Régler les enjeux légaux, économiques et éthiques de l’IA 

Pour que le monde éducatif partage pleinement le potentiel de l’IA dans ses process, il est impératif de régler enfin les enjeux légaux, économiques et éthiques de son développement. L’IA Act européen qui doit réguler fortement l’usage et le développement de l’IA sur notre continent doit ainsi être adapté aux enjeux éducatifs, en les favorisant plutôt qu’en les bridant. Ainsi sa transposition en droit national devra faire preuve de l’ambition française à devenir un leader dans le domaine.
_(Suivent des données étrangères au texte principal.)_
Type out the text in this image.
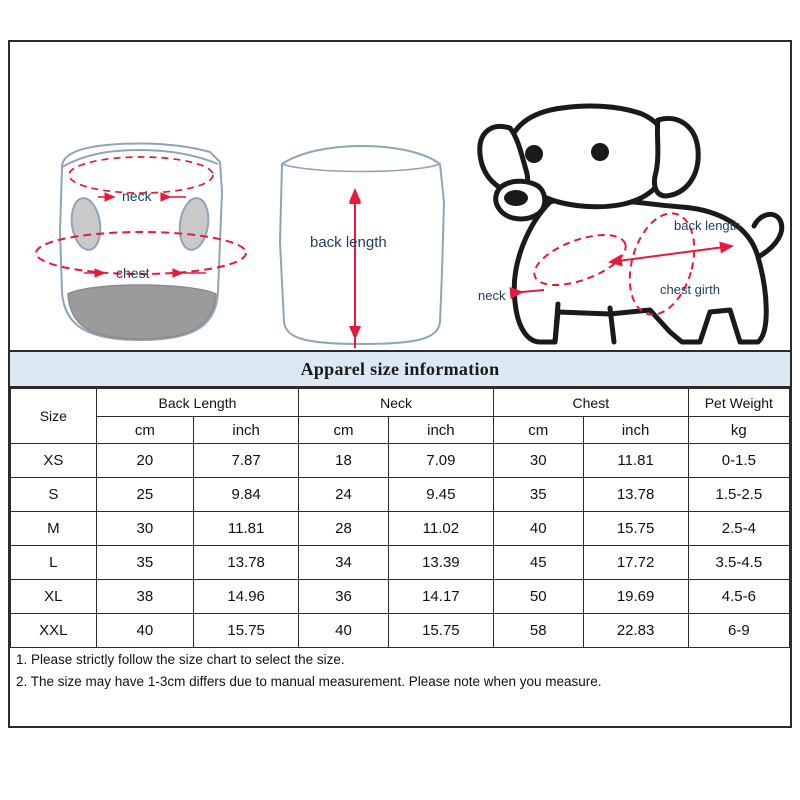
neck
chest
back length
chest girth
back length
neck
Apparel size information
Size	Back Length		Neck		Chest		Pet Weight
	cm	inch	cm	inch	cm	inch	kg
XS	20	7.87	18	7.09	30	11.81	0-1.5
S	25	9.84	24	9.45	35	13.78	1.5-2.5
M	30	11.81	28	11.02	40	15.75	2.5-4
L	35	13.78	34	13.39	45	17.72	3.5-4.5
XL	38	14.96	36	14.17	50	19.69	4.5-6
XXL	40	15.75	40	15.75	58	22.83	6-9

1. Please strictly follow the size chart to select the size.

2. The size may have 1-3cm differs due to manual measurement. Please note when you measure.
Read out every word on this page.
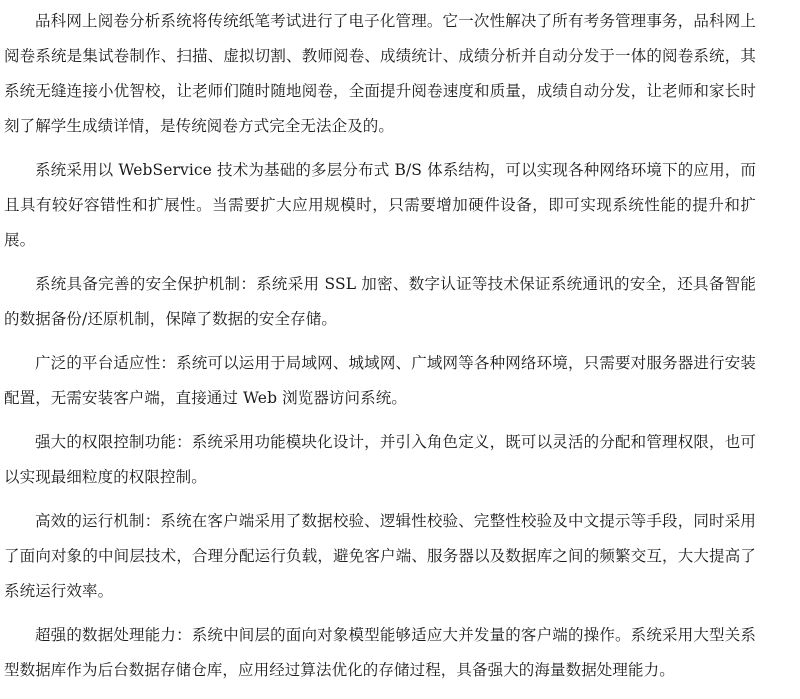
品科网上阅卷分析系统将传统纸笔考试进行了电子化管理。它一次性解决了所有考务管理事务，品科网上阅卷系统是集试卷制作、扫描、虚拟切割、教师阅卷、成绩统计、成绩分析并自动分发于一体的阅卷系统，其系统无缝连接小优智校，让老师们随时随地阅卷，全面提升阅卷速度和质量，成绩自动分发，让老师和家长时刻了解学生成绩详情，是传统阅卷方式完全无法企及的。

系统采用以 WebService 技术为基础的多层分布式 B/S 体系结构，可以实现各种网络环境下的应用，而且具有较好容错性和扩展性。当需要扩大应用规模时，只需要增加硬件设备，即可实现系统性能的提升和扩展。

系统具备完善的安全保护机制：系统采用 SSL 加密、数字认证等技术保证系统通讯的安全，还具备智能的数据备份/还原机制，保障了数据的安全存储。

广泛的平台适应性：系统可以运用于局域网、城域网、广域网等各种网络环境，只需要对服务器进行安装配置，无需安装客户端，直接通过 Web 浏览器访问系统。

强大的权限控制功能：系统采用功能模块化设计，并引入角色定义，既可以灵活的分配和管理权限，也可以实现最细粒度的权限控制。

高效的运行机制：系统在客户端采用了数据校验、逻辑性校验、完整性校验及中文提示等手段，同时采用了面向对象的中间层技术，合理分配运行负载，避免客户端、服务器以及数据库之间的频繁交互，大大提高了系统运行效率。

超强的数据处理能力：系统中间层的面向对象模型能够适应大并发量的客户端的操作。系统采用大型关系型数据库作为后台数据存储仓库，应用经过算法优化的存储过程，具备强大的海量数据处理能力。
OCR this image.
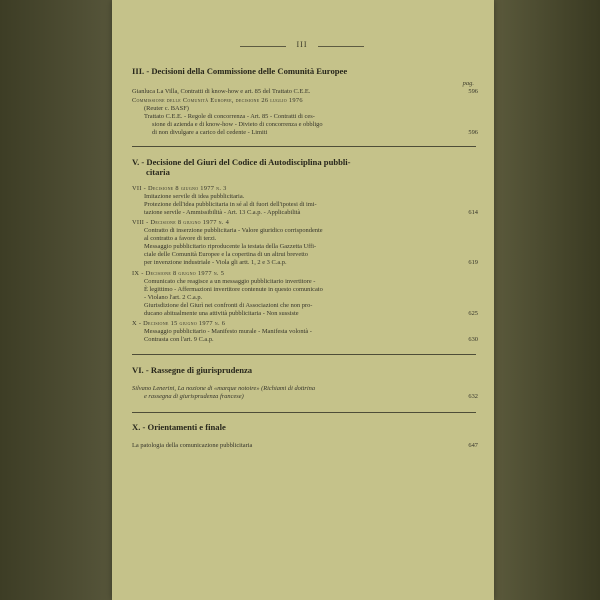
III
III. - Decisioni della Commissione delle Comunità Europee
pag.
Gianluca La Villa, Contratti di know-how e art. 85 del Trattato C.E.E.	596
Commissione delle Comunità Europee, decisione 26 luglio 1976
(Reuter c. BASF)
Trattato C.E.E. - Regole di concorrenza - Art. 85 - Contratti di ces-
sione di azienda e di know-how - Divieto di concorrenza e obbligo
di non divulgare a carico del cedente - Limiti	596
V. - Decisione del Giurì del Codice di Autodisciplina pubbli-
citaria
VII - Decisione 8 giugno 1977 n. 3
Imitazione servile di idea pubblicitaria.
Protezione dell'idea pubblicitaria in sé al di fuori dell'ipotesi di imi-
tazione servile - Ammissibilità - Art. 13 C.a.p. - Applicabilità	614
VIII - Decisione 8 giugno 1977 n. 4
Contratto di inserzione pubblicitaria - Valore giuridico corrispondente
al contratto a favore di terzi.
Messaggio pubblicitario riproducente la testata della Gazzetta Uffi-
ciale delle Comunità Europee e la copertina di un altrui brevetto
per invenzione industriale - Viola gli artt. 1, 2 e 3 C.a.p.	619
IX - Decisione 8 giugno 1977 n. 5
Comunicato che reagisce a un messaggio pubblicitario invertitore -
È legittimo - Affermazioni invertitore contenute in questo comunicato
- Violano l'art. 2 C.a.p.
Giurisdizione del Giurì nei confronti di Associazioni che non pro-
ducano abitualmente una attività pubblicitaria - Non sussiste	625
X - Decisione 15 giugno 1977 n. 6
Messaggio pubblicitario - Manifesto murale - Manifesta volontà -
Contrasta con l'art. 9 C.a.p.	630
VI. - Rassegne di giurisprudenza
Silvano Lenerini, La nozione di «marque notoire» (Richiami di dottrina
e rassegna di giurisprudenza francese)	632
X. - Orientamenti e finale
La patologia della comunicazione pubblicitaria	647
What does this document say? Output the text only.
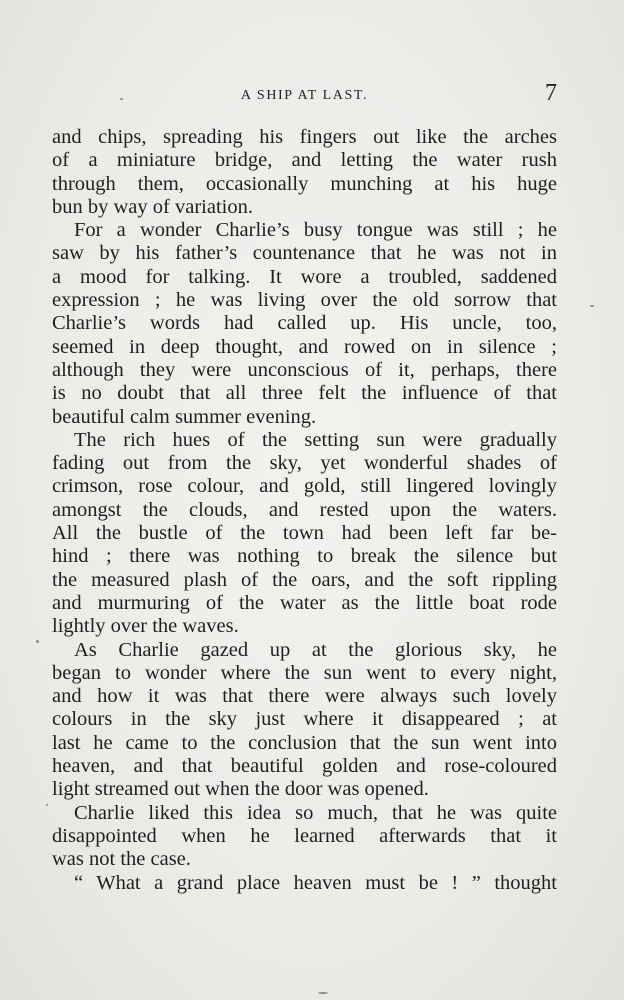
A SHIP AT LAST.	7
and chips, spreading his fingers out like the arches
of a miniature bridge, and letting the water rush
through them, occasionally munching at his huge
bun by way of variation.
For a wonder Charlie’s busy tongue was still ; he
saw by his father’s countenance that he was not in
a mood for talking. It wore a troubled, saddened
expression ; he was living over the old sorrow that
Charlie’s words had called up. His uncle, too,
seemed in deep thought, and rowed on in silence ;
although they were unconscious of it, perhaps, there
is no doubt that all three felt the influence of that
beautiful calm summer evening.
The rich hues of the setting sun were gradually
fading out from the sky, yet wonderful shades of
crimson, rose colour, and gold, still lingered lovingly
amongst the clouds, and rested upon the waters.
All the bustle of the town had been left far be-
hind ; there was nothing to break the silence but
the measured plash of the oars, and the soft rippling
and murmuring of the water as the little boat rode
lightly over the waves.
As Charlie gazed up at the glorious sky, he
began to wonder where the sun went to every night,
and how it was that there were always such lovely
colours in the sky just where it disappeared ; at
last he came to the conclusion that the sun went into
heaven, and that beautiful golden and rose-coloured
light streamed out when the door was opened.
Charlie liked this idea so much, that he was quite
disappointed when he learned afterwards that it
was not the case.
“ What a grand place heaven must be ! ” thought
Le suivi administratif, au niveau de la Rue de Grenelle particulièrement, devra favoriser la délivrance des autorisations d’exploitation et le développement des partenariats Ecole-solutions avec vélocité.

La mutation économique des organisations éducatives va être posée, mais la technologie peut revaloriser l’attractivité du métier d’enseignant à travers l’automatisation de certaines tâches hors classe répétitives et le focus qu’ils pourront redonner à l'individualisation de leur suivi des élèves. Cependant, il est nécessaire d’anticiper dès à présent les coûts induits pour l’Education Nationale, en acquisition et mise à jour de matériel, et abonnements aux solutions. 

Sans tarder, il nous faut aborder les enjeux éthiques, de tracing et d’hébergement des données notamment mais aussi de transparence, d’équité et de gouvernance des solutions IA. Le développement d’outils technologiques souverains s’en trouve d’autant plus impérieuse, et notre pays doit à ce titre valoriser ses champions comme Mistral AI ou Kyutai.